Highest point: 532m
The Tour de France peloton will land on British shores for only the fourth time in the race’s history, previously visiting in 2007, 1994 and 1974. With Britain winning the last two Tours and the sport enjoying a resurgence, the return is particularly timely.
For the second consecutive year the race begins with an open stage, giving the sprinters a chance to wear yellow for a few days.
Marcel Kittel will be looking to spoil the British party. He was the undisputed king of the sprints in last year’s race and the pressure will be on for him to do it again. However, Mark Cavendish has double reason to want to win on this day, as his mother is from the finishing town, Harrogate. He will also want to get revenge on Kittel for taking ‘his’ yellow jersey in Corsica.
Yorkshire might not be the Pyrenees, but the tight roads and steep climbs could end anyone’s general classification challenge before it even begins. The unpredictable Great British weather is likely to have its say at some point too.
The three climbs will be hard but short, so the sprinters should be able to hang onto the peloton easily. Provided we don’t have an accident like last year, this stage will be a battle of the world’s best sprinters.
Koen de Kort says... "The Griton Moor climb and the run into the finish line are quite difficult, but nothing a strong sprinter won't be able to survive so I'm still expecting a bunch sprint finish.
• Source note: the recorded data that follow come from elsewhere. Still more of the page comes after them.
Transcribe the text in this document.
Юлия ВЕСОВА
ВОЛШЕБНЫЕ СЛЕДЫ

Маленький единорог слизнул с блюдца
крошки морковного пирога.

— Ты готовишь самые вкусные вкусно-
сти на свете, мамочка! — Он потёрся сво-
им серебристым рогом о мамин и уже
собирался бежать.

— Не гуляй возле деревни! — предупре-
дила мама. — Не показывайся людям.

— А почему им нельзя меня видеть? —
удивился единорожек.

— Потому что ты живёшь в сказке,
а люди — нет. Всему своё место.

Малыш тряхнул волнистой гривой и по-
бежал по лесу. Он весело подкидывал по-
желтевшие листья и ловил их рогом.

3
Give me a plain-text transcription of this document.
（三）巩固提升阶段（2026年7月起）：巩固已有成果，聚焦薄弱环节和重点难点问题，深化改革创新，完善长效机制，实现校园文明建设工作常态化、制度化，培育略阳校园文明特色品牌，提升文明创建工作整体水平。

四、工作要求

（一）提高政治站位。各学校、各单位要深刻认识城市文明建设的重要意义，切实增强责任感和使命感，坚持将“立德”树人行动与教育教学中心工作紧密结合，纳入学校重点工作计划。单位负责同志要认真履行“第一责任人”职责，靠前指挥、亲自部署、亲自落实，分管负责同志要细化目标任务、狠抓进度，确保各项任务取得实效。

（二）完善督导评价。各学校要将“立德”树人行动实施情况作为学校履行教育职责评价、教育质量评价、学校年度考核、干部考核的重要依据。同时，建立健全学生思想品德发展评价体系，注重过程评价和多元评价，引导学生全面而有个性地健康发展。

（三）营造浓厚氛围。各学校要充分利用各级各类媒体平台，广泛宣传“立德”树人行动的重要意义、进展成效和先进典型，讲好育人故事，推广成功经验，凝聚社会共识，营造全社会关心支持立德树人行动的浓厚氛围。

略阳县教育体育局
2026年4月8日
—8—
Cavendish will be out to take the yellow, but we'll do all we can to help Marcel Kittel."
Stage 1 passes through the home of two of Britain’s most successful female cyclists. Olympic silver medallist Lizzie Armitstead is from Otley while two-time World Road Race Champion Beryl Burton hails from the start town of Leeds. Burton was also five-time world individual pursuit champion. She’s now considered one of the best female riders of all time and will be honoured during the Grand Départ.